Başta verdiğimiz ada örneğine dönersek: O ada sakinleri,
ancak ve ancak elma ile ilişkiye geçtiklerinde elma hakkında bilgi sahibi
olacak ve türetme yapabileceklerdir. Ancak bilginin ilişkisel olması, maalesef
"a priori" diyebileceğimiz bir bilgi türünün varlığını hem tehdit
eder hem de sorgulatır. Kısaca nedir a priori? Deneyimden önce veya deneyimden
bağımsız olarak bilinebilen, akıl yoluyla doğruluğu ortaya konabilen bilgidir.
Bu tür bilgi, evrensel ve zorunlu olup duyusal tecrübeye ihtiyaç duymaz. Çünkü
a priori bilgi, deneyimden bağımsız olarak evrensel bir doğruluk iddiası taşır.
Bu durum maalesef bir nevi yerel gerçeklik taşır ve elimizdeki bilimsel veri
ile çelişir.
Farkındayım, bu konuda beni eleştirecek ve hatta belki
kızacaksınız. Ancak ben, felsefenin veri ışığında yapılması taraftarıyım. Çünkü
veriye rağmen yapacağımız her felsefi yaklaşım, maalesef yanında verinin
tokadını hissedecektir. Dolayısıyla, deneyimden önce ve evrensel doğruluk diye
bir konuyu iddia edemeyiz.
Önemli Not: Buradaki amacım, asla büyük usta Immanuel
Kant'a bir eleştiri getirmek değildir. Hele hele bugünün modern bilimi
üzerinden dayak attırmak gibi bir niyetim asla yoktur ve bu benim haddime
değildir. Ustanın önünde önümü ilikler ve ayağa kalkarım. Büyük usta, kendi
zamanı için muazzam düşünmüştür ve kendi zamanının Newtonyan mekaniğini de
muazzam şekilde yorumlamıştır. Sağ olsun, var olsun; bize açtığı yollar için.
7. Sonuç
Bu tanımlar çerçevesinde, ontolojik argümanımız şu ana
fikirleri öngörür:
- Varlık,
İlişkisellik ve Oluş: Varlıklar, ancak diğer varlıklarla olan
ilişkileri aracılığıyla anlam kazanır ve bu ilişkilerden türeyen oluşlar
ortaya çıkar. Varlık, ilişkisellik olmadan kendini ifade edemez.
- Gerçeklik
ve İlişkisellik: Gerçeklik, varlıklar arası tüm ilişkilerin bir
toplamıdır ve bu ilişkiler olmadan gerçeklik tanımsız hale gelir.

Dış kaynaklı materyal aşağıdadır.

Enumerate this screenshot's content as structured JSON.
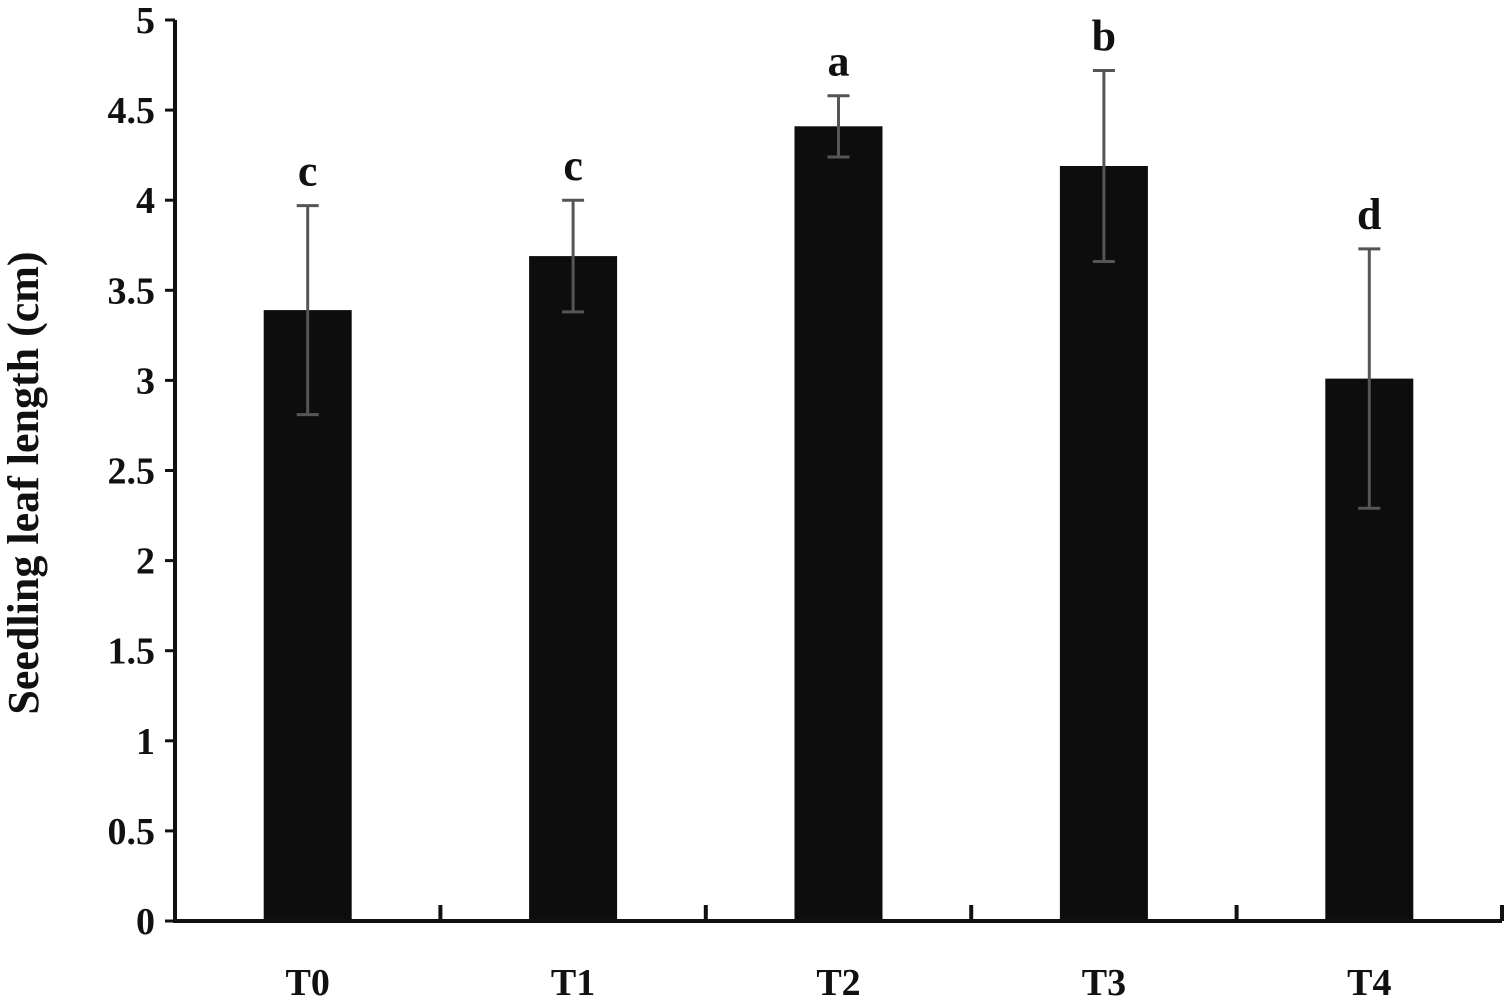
{
  "chart_data": {
    "type": "bar",
    "title": "",
    "xlabel": "",
    "ylabel": "Seedling leaf length (cm)",
    "ylim": [
      0,
      5
    ],
    "yticks": [
      0,
      0.5,
      1,
      1.5,
      2,
      2.5,
      3,
      3.5,
      4,
      4.5,
      5
    ],
    "ytick_labels": [
      "0",
      "0.5",
      "1",
      "1.5",
      "2",
      "2.5",
      "3",
      "3.5",
      "4",
      "4.5",
      "5"
    ],
    "categories": [
      "T0",
      "T1",
      "T2",
      "T3",
      "T4"
    ],
    "values": [
      3.39,
      3.69,
      4.41,
      4.19,
      3.01
    ],
    "error": [
      0.58,
      0.31,
      0.17,
      0.53,
      0.72
    ],
    "significance": [
      "c",
      "c",
      "a",
      "b",
      "d"
    ],
    "grid": false,
    "colors": {
      "bar": "#0d0d0d",
      "axis": "#111111",
      "error_bar": "#555555"
    }
  }
}
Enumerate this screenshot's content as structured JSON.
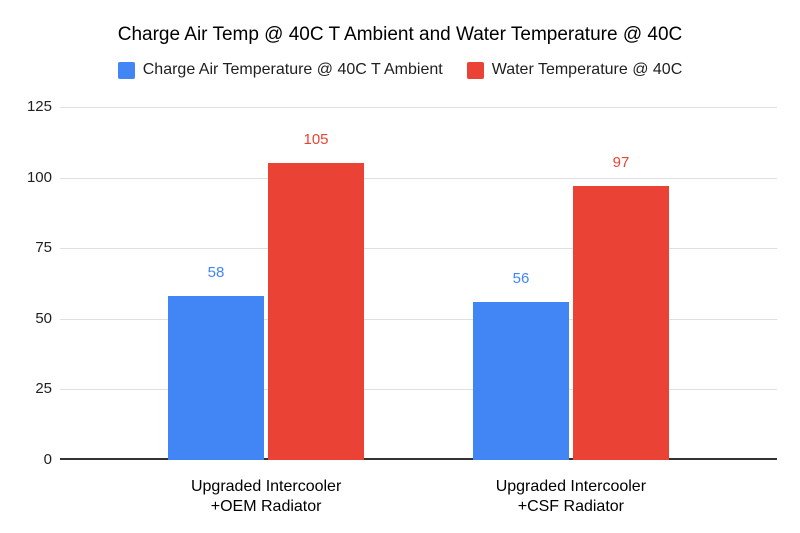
{
  "chart_data": {
    "type": "bar",
    "title": "Charge Air Temp @ 40C T Ambient and Water Temperature @ 40C",
    "categories": [
      "Upgraded Intercooler\n+OEM Radiator",
      "Upgraded Intercooler\n+CSF Radiator"
    ],
    "series": [
      {
        "name": "Charge Air Temperature @ 40C T Ambient",
        "color": "#4285F4",
        "values": [
          58,
          56
        ]
      },
      {
        "name": "Water Temperature @ 40C",
        "color": "#EA4335",
        "values": [
          105,
          97
        ]
      }
    ],
    "ylim": [
      0,
      125
    ],
    "yticks": [
      0,
      25,
      50,
      75,
      100,
      125
    ],
    "grid": true,
    "legend_position": "top",
    "data_labels": true
  },
  "colors": {
    "background": "#ffffff",
    "gridline": "#e0e0e0",
    "axis_line": "#333333",
    "tick_label": "#1f1f1f",
    "category_label": "#000000",
    "title": "#000000"
  }
}
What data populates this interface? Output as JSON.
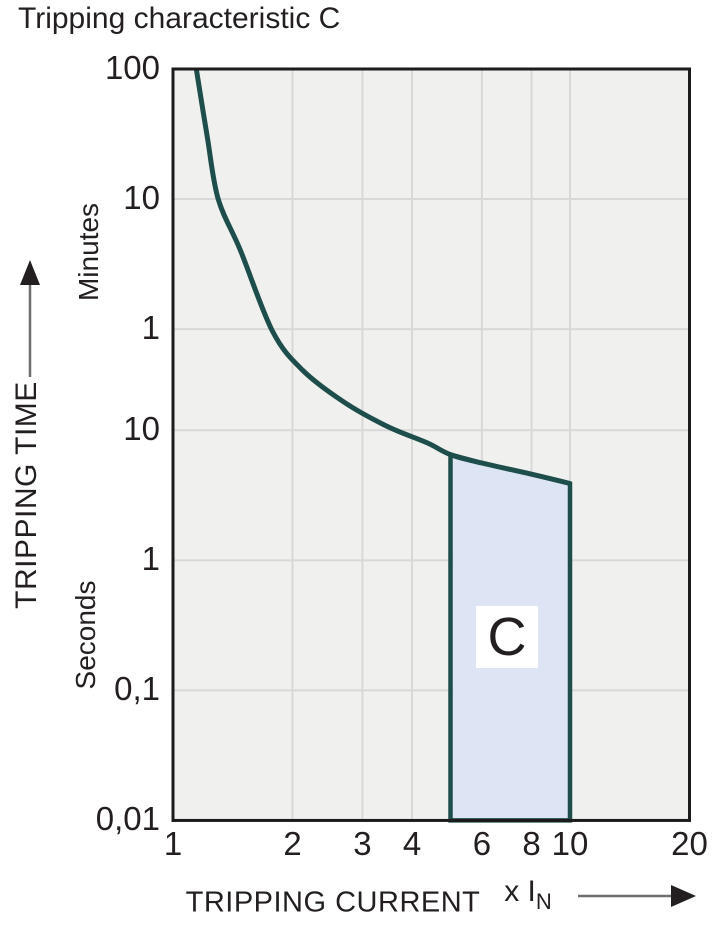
{
  "title": "Tripping characteristic C",
  "colors": {
    "curve": "#1d4e4b",
    "band_fill": "#dde4f3",
    "band_stroke": "#1d4e4b",
    "plot_bg": "#f0f0ee",
    "gridline": "#d8d8d8",
    "plot_border": "#1c1a1b",
    "text": "#231f20",
    "arrow_line": "#6f6f6f",
    "arrow_head": "#231f20"
  },
  "y_axis": {
    "title": "TRIPPING TIME",
    "unit_top": "Minutes",
    "unit_bottom": "Seconds",
    "ticks": [
      {
        "label": "100",
        "seconds": 6000
      },
      {
        "label": "10",
        "seconds": 600
      },
      {
        "label": "1",
        "seconds": 60
      },
      {
        "label": "10",
        "seconds": 10
      },
      {
        "label": "1",
        "seconds": 1
      },
      {
        "label": "0,1",
        "seconds": 0.1
      },
      {
        "label": "0,01",
        "seconds": 0.01
      }
    ]
  },
  "x_axis": {
    "title": "TRIPPING CURRENT",
    "multiplier_label": "x I",
    "multiplier_sub": "N",
    "ticks": [
      {
        "label": "1",
        "value": 1
      },
      {
        "label": "2",
        "value": 2
      },
      {
        "label": "3",
        "value": 3
      },
      {
        "label": "4",
        "value": 4
      },
      {
        "label": "6",
        "value": 6
      },
      {
        "label": "8",
        "value": 8
      },
      {
        "label": "10",
        "value": 10
      },
      {
        "label": "20",
        "value": 20
      }
    ]
  },
  "region": {
    "label": "C"
  },
  "chart_data": {
    "type": "line",
    "title": "Tripping characteristic C",
    "xlabel": "TRIPPING CURRENT (x IN)",
    "ylabel": "TRIPPING TIME",
    "x_scale": "log",
    "y_scale": "log",
    "xlim": [
      1,
      20
    ],
    "ylim_seconds": [
      0.01,
      6000
    ],
    "grid": true,
    "x_gridlines": [
      2,
      3,
      4,
      6,
      8,
      10
    ],
    "y_gridlines_seconds": [
      600,
      60,
      10,
      1,
      0.1
    ],
    "series": [
      {
        "name": "C tripping curve",
        "points_x_multiple_vs_seconds": [
          [
            1.145,
            6000
          ],
          [
            1.22,
            1800
          ],
          [
            1.3,
            600
          ],
          [
            1.48,
            240
          ],
          [
            1.78,
            58
          ],
          [
            2.12,
            29
          ],
          [
            2.71,
            16.3
          ],
          [
            3.47,
            10.7
          ],
          [
            4.37,
            8.0
          ],
          [
            5.0,
            6.5
          ],
          [
            6.0,
            5.6
          ],
          [
            8.0,
            4.6
          ],
          [
            10.0,
            3.9
          ]
        ]
      }
    ],
    "band": {
      "label": "C",
      "x_range": [
        5,
        10
      ],
      "t_top_at_x5_seconds": 6.5,
      "t_top_at_x10_seconds": 3.9,
      "t_bottom_seconds": 0.01
    }
  }
}
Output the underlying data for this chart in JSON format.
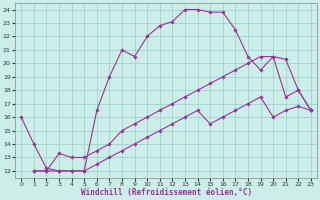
{
  "xlabel": "Windchill (Refroidissement éolien,°C)",
  "x_ticks": [
    0,
    1,
    2,
    3,
    4,
    5,
    6,
    7,
    8,
    9,
    10,
    11,
    12,
    13,
    14,
    15,
    16,
    17,
    18,
    19,
    20,
    21,
    22,
    23
  ],
  "y_ticks": [
    12,
    13,
    14,
    15,
    16,
    17,
    18,
    19,
    20,
    21,
    22,
    23,
    24
  ],
  "ylim": [
    11.5,
    24.5
  ],
  "xlim": [
    -0.5,
    23.5
  ],
  "bg_color": "#cceee8",
  "line_color": "#993399",
  "grid_color": "#99cccc",
  "line1_x": [
    0,
    1,
    2,
    3,
    4,
    5,
    6,
    7,
    8,
    9,
    10,
    11,
    12,
    13,
    14,
    15,
    16,
    17,
    18,
    19,
    20,
    21,
    22,
    23
  ],
  "line1_y": [
    16,
    14,
    12.2,
    12,
    12,
    12,
    16.5,
    19,
    21,
    20.5,
    22,
    22.8,
    23.1,
    24,
    24,
    23.8,
    23.8,
    22.5,
    20.5,
    19.5,
    20.5,
    17.5,
    18,
    16.5
  ],
  "line2_x": [
    1,
    2,
    3,
    4,
    5,
    6,
    7,
    8,
    9,
    10,
    11,
    12,
    13,
    14,
    15,
    16,
    17,
    18,
    19,
    20,
    21,
    22,
    23
  ],
  "line2_y": [
    12,
    12,
    13.3,
    13,
    13,
    13.5,
    14,
    15,
    15.5,
    16,
    16.5,
    17,
    17.5,
    18,
    18.5,
    19,
    19.5,
    20,
    20.5,
    20.5,
    20.3,
    18,
    16.5
  ],
  "line3_x": [
    1,
    2,
    3,
    4,
    5,
    6,
    7,
    8,
    9,
    10,
    11,
    12,
    13,
    14,
    15,
    16,
    17,
    18,
    19,
    20,
    21,
    22,
    23
  ],
  "line3_y": [
    12,
    12,
    12,
    12,
    12,
    12.5,
    13,
    13.5,
    14,
    14.5,
    15,
    15.5,
    16,
    16.5,
    15.5,
    16,
    16.5,
    17,
    17.5,
    16,
    16.5,
    16.8,
    16.5
  ]
}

İlişkisellik, gerçekliğin kendini gösterme biçimidir.
- Olasılıksallık
ve Zaman: Zaman, varlıklar arası ilişkilerin dinamik değişim hızıdır
ve bu değişim olmadan zamanın anlamı yoktur. Zaman ve belirsizlik,
ilişkisellikten türeyen yapılardır.
Bu ontolojik argüman, ilişkiselliği temel bir yapı taşı
olarak sunar ve varlık, oluş, gerçeklik ve zaman gibi kavramların anlam
kazanabilmesi için ilişkiselliğin zorunlu olduğunu öngörür. Ayrıca, Bell
eşitsizliklerinin ihlali gibi fiziksel olgularla da uyumludur.